Before you place down any water, it’s time to use an age-old trick. Put down two wooden signs on the side of the entrance as seen above.

Signs count as full blocks and will prevent the water from flowing through the doorway and going everywhere

Note: Make sure not to put them inside the shaft itself!

Go to the top of the elevator, where you’ll exit from, and place down your water source at the very top of the shaft, against the last block.

The water will then flow downwards.

Return to the bottom of the shaft to check you did everything correctly. Your elevator will be ready for the next step when you see the water flowing inside like this, blocked off by the two wooden signs on the doorway.

Place The Kelp

In order for the water elevator to work, every single block inside the elevator must be a water source block. Rather than having an inventory full of water buckets and diving inside to place them down randomly, which is tedious, you can actually use kelp.

Step inside the water elevator and place down kelp all the way from the bottom to the top.

Each placed down piece of kelp will turn each block of water from flowing into a source block. Once this is done, return to the bottom of the elevator and break the bottom kelp, since you won’t need it anymore. This should leave just a shaft full of water source blocks.

Place The Soul Sand

Then, break the bottom block of the elevator and replace it with a Soul Sand block.

If you placed your kelp correctly, your water elevator upwards should be complete and functional now.
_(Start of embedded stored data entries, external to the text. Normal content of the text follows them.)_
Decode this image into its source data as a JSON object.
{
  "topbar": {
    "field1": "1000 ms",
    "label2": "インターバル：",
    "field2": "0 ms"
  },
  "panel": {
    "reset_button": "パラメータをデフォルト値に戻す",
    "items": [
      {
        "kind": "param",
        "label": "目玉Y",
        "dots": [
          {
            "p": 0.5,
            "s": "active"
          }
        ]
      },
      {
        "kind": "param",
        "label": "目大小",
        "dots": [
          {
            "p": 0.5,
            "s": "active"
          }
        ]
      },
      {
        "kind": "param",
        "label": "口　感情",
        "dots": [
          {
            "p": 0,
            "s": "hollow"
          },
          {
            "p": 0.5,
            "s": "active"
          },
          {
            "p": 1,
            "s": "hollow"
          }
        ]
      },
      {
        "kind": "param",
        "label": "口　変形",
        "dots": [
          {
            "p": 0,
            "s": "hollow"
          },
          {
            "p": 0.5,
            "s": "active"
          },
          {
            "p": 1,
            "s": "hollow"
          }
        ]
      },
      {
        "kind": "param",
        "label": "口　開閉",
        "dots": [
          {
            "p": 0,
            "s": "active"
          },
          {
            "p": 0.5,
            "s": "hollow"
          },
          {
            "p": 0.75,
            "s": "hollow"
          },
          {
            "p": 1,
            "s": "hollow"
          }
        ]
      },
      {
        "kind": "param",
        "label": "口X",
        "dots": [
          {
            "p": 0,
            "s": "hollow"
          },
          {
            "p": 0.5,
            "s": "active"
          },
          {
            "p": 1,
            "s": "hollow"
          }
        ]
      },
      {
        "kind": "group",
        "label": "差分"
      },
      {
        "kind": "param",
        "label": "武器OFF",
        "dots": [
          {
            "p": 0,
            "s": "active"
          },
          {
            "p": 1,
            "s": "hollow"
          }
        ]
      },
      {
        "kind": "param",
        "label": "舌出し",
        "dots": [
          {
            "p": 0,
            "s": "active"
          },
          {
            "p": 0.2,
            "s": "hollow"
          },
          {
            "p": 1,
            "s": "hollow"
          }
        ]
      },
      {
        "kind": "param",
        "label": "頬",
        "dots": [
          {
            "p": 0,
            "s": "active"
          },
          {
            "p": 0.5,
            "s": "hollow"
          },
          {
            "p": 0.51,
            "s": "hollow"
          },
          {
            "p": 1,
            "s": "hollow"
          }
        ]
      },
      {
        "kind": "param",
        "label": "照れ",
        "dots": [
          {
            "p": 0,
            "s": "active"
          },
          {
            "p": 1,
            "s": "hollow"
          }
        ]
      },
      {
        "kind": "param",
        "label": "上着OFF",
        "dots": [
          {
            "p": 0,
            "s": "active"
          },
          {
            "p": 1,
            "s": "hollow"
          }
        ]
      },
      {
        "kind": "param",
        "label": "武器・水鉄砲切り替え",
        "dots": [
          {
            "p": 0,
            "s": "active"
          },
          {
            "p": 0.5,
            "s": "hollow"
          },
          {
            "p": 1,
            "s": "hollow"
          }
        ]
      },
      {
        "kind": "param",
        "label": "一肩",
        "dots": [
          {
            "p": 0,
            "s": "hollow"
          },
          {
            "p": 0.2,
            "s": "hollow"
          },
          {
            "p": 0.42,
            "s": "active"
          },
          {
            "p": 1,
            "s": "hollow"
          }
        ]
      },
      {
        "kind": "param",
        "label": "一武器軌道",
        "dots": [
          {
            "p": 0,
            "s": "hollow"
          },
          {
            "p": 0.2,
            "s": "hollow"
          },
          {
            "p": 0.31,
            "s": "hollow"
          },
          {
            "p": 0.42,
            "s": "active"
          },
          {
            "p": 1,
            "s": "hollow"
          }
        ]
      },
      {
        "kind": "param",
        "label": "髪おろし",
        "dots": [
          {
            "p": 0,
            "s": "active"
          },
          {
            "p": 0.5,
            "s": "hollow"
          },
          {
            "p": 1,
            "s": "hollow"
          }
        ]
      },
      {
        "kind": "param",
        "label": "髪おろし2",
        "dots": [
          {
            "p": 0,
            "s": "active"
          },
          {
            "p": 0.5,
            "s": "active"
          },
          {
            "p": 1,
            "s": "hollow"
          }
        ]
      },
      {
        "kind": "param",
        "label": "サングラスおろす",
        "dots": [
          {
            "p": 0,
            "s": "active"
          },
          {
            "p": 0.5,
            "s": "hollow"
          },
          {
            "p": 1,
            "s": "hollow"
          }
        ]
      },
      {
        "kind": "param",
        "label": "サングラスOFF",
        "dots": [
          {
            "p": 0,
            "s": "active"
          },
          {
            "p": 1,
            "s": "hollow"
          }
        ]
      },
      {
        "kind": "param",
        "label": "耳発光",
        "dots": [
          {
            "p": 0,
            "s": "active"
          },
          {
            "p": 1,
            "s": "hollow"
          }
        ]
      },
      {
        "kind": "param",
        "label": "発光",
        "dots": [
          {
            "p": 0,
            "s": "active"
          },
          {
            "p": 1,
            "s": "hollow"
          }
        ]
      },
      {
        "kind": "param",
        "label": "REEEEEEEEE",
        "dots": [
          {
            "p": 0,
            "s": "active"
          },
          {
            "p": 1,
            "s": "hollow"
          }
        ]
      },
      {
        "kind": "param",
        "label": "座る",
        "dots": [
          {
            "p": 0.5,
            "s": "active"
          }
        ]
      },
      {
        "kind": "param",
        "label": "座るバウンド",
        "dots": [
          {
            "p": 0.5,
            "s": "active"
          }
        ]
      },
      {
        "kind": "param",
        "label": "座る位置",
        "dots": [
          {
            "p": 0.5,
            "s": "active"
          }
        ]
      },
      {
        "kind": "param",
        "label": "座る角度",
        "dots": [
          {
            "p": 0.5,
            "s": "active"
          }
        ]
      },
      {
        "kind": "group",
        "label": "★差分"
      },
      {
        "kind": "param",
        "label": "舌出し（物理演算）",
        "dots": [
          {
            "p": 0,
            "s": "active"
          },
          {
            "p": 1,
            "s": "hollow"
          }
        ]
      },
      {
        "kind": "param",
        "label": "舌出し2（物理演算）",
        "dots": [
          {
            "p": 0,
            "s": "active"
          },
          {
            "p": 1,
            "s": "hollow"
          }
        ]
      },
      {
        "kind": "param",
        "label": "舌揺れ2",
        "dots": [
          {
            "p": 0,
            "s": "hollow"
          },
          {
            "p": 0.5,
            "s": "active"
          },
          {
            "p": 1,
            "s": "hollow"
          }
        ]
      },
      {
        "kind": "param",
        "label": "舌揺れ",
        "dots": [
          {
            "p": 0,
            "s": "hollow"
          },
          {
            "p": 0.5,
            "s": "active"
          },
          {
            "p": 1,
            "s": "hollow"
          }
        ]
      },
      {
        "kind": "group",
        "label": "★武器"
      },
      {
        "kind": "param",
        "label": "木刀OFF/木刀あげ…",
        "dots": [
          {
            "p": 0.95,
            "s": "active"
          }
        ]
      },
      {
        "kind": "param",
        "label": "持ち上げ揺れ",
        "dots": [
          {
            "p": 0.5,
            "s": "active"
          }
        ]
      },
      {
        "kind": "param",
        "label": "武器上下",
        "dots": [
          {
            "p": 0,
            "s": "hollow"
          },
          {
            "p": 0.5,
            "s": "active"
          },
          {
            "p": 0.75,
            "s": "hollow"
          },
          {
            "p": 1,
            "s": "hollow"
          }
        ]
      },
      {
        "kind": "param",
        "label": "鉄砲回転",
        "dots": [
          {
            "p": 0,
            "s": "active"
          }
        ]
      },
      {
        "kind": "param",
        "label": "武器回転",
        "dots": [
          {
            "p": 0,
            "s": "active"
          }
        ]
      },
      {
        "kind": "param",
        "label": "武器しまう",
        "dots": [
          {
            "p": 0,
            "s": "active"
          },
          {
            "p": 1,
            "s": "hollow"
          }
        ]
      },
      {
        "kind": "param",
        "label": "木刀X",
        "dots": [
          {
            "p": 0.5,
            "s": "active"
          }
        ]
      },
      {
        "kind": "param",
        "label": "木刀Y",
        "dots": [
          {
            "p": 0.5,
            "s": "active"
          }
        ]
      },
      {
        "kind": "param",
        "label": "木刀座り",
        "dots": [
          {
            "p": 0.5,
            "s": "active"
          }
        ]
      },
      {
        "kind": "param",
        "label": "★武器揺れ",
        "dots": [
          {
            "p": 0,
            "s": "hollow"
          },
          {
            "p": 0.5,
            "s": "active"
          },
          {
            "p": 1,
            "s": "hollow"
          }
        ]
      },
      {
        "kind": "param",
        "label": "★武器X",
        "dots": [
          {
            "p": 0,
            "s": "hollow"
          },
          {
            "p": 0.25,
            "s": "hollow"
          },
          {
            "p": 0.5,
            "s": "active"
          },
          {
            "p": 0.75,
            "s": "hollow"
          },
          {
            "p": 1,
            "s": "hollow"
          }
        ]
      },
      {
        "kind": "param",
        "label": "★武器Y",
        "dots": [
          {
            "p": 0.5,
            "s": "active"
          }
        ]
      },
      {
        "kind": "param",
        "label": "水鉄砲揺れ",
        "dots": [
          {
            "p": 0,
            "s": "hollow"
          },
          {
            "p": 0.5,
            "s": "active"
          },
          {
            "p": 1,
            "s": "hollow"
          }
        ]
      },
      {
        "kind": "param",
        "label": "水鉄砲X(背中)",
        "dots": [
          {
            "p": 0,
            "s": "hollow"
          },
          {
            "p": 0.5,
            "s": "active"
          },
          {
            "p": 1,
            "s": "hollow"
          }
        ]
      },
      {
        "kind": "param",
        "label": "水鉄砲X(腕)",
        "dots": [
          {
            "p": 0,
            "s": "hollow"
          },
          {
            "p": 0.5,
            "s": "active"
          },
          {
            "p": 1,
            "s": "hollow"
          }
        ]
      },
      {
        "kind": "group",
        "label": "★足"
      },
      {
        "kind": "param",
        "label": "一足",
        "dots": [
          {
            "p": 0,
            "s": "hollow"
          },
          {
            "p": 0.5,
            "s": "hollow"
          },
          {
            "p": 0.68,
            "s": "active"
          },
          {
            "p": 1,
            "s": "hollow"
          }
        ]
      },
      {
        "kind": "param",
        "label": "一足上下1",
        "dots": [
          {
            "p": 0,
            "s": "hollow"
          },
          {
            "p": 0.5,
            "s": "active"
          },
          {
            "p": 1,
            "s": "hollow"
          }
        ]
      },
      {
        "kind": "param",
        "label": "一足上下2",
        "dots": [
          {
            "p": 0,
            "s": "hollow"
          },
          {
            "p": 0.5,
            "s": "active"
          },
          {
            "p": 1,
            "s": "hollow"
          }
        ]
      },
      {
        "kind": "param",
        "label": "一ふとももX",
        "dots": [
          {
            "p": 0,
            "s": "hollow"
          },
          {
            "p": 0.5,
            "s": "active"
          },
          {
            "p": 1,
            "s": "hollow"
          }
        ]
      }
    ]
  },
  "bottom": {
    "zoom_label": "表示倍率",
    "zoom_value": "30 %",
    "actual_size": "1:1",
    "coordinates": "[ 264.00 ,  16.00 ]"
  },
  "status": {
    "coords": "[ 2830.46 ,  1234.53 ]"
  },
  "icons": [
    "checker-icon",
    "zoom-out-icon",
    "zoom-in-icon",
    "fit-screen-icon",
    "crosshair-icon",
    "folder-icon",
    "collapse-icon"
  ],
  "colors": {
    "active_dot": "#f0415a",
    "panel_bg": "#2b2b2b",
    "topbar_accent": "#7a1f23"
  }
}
To test it out, step inside the elevator, and the bubbles should push you quickly all the way to the top.

If you get stuck somewhere in the middle, remove the Soul Sand and place down the kelp again.

Make A Way Down

Now that your upwards elevator is done, you might want to make a way down. The process for this is much easier, and the design is pretty much identical with the exception of water and wooden signs.

You can simply create a shaft right next to your existing one as seen above.

Create the exit for the downward elevator right next to your upwards-headed one.

It can be exactly the same, though you won’t be needing wooden signs.

Finish off the shaft all the way to the top. You’ll know it’s correct if the elevators look like two rudimentary flower shapes sharing a petal in the middle.

Make sure there are no gaps for mobs to spawn in.

At the bottom of your downward elevator, destroy both the bottom block in the doorway, and the bottom block in the elevator itself. In the doorway, put down a slab of your choice, and in the elevator, place your bucket of water.

Now, if you drop down from the top, you’ll fall into the water block and never take any fall damage. The slab allows you to walk forward without jumping to step out of the elevator easily.

You can also use a Magma block at the bottom and fill the shaft with water as well. The Magma cube works in reverse compared to the Soul Sand. However, this method is slower to complete.